Nonne pour échapper à un échec social et non par conviction religieuse

Ces quatre groupes reconnus par le bouddhisme sont les bhikkhus, les

bhikkunis, les laïcs et les laïques. Selon Chatsumarn, une Sangha des moniales aiderait à la satisfaction spirituelle des femmes, mais contribuerait aussi à guérir un certain nombre de maladies sociales.

Mais le problème crucial posé par l’établissement éventuel d’une Sangha

bhikkuni est celui de son acceptation par les moines, relève le vénérable

Watra Songthamkalyanin: «Les bhikkunis ont disparu depuis longtemps du

bouddhisme thevarada, par conséquent, le statut ainsi acquis d’une bhikkuni

sera critiqué, spécialement si on insiste pour dire que les bhikkunis sont

égales en droit aux bhikkus, insiste le vénérable, doyen de la Faculté à

l’Université bouddhiste de Maha Chulalongkorn.

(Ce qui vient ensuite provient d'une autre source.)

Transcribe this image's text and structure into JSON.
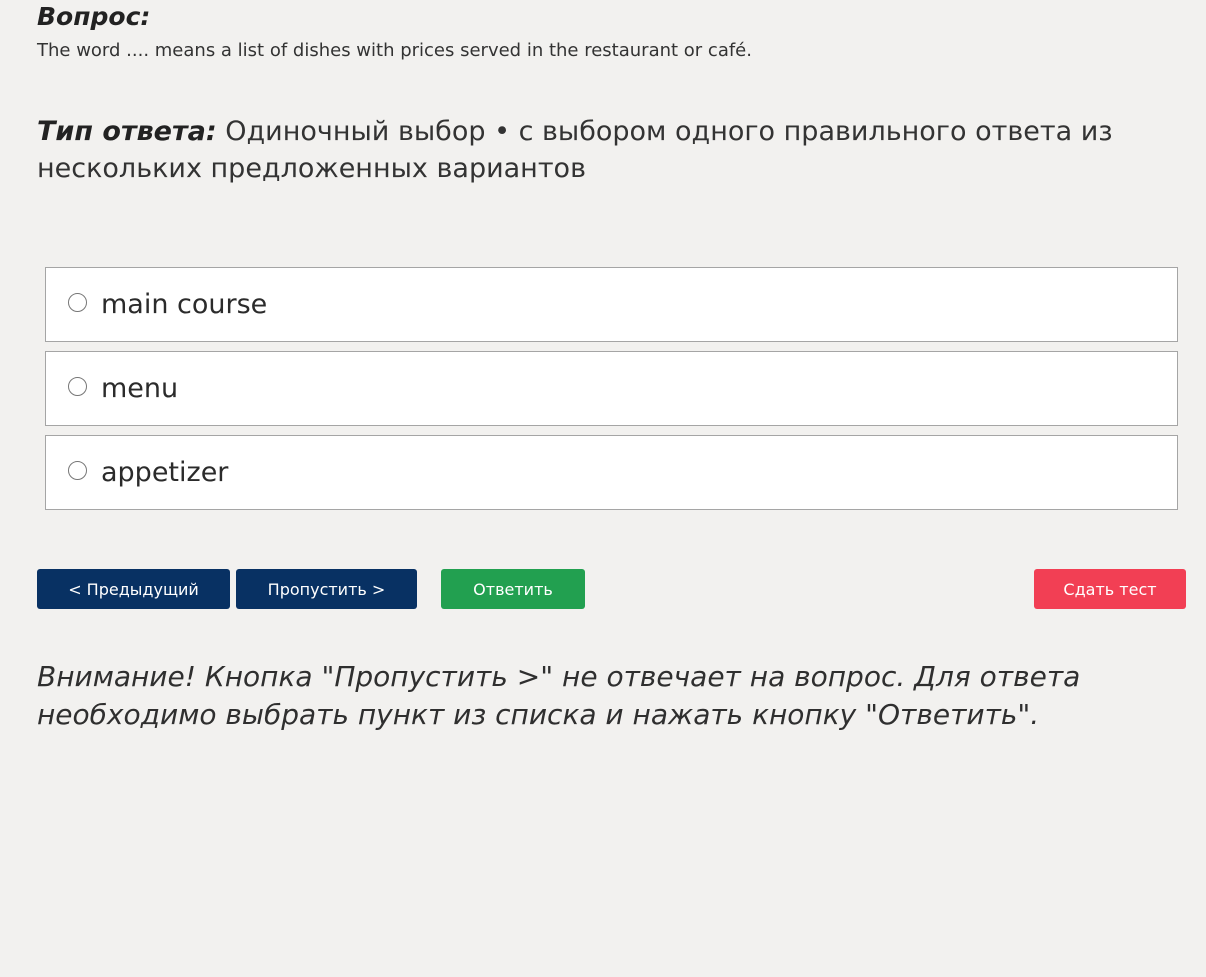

Dans le passé, l’accès au statut de bhikkuni exigeait une ordination

préalable par une assemblée de dix bhikkunis. L’ordination finale était ensuite conférée par une assemblée de moines. Si aujourd’hui l’ordination

d’une nouvelle bhikkuni est improbable, il reste possible de faire ordonner

des bhikkunis thaïlandaises par des bhikkunis taïwanaises appartenant à la

tradition mahayana, qui ont eux conserver cette ouverture. La bhikkuni Voramai est ainsi devenue la première et la seule femme thaïlandaise à avoir

été ordonné à Taïwan.

Le débat est sans doute à peine lancé. Il a cependant le mérite de faire

réfléchir. Même si les avis divergent. Plutôt que d’établir une Sangha

bhikkuni, qui pourrait créer des conflits, dit-on à Bangkok, il vaudrait

mieux avancer par étapes. La première priorité serait de donner davantage

d’éducation dhamma aux nonnes afin d’améliorer et élever leur statut. Ce

que n’admet pas Chatsumarn, qui affirme: «Les nonnes ont été négligées depuis si longtemps qu’elles ne peuvent pas former une organisation religieuse utile au développement social. Beaucoup d’entre elles ne font que des

corvées au service des moines». Une enquête récente révèle que 70% d’entre

elles sont devenues nonnes pour échapper à un échec social et non par conviction religieuse. (apic/eda/pr)

8 juillet 1993 | 00:00
par webmaster@kath.ch
Temps de lecture : env. 3  min.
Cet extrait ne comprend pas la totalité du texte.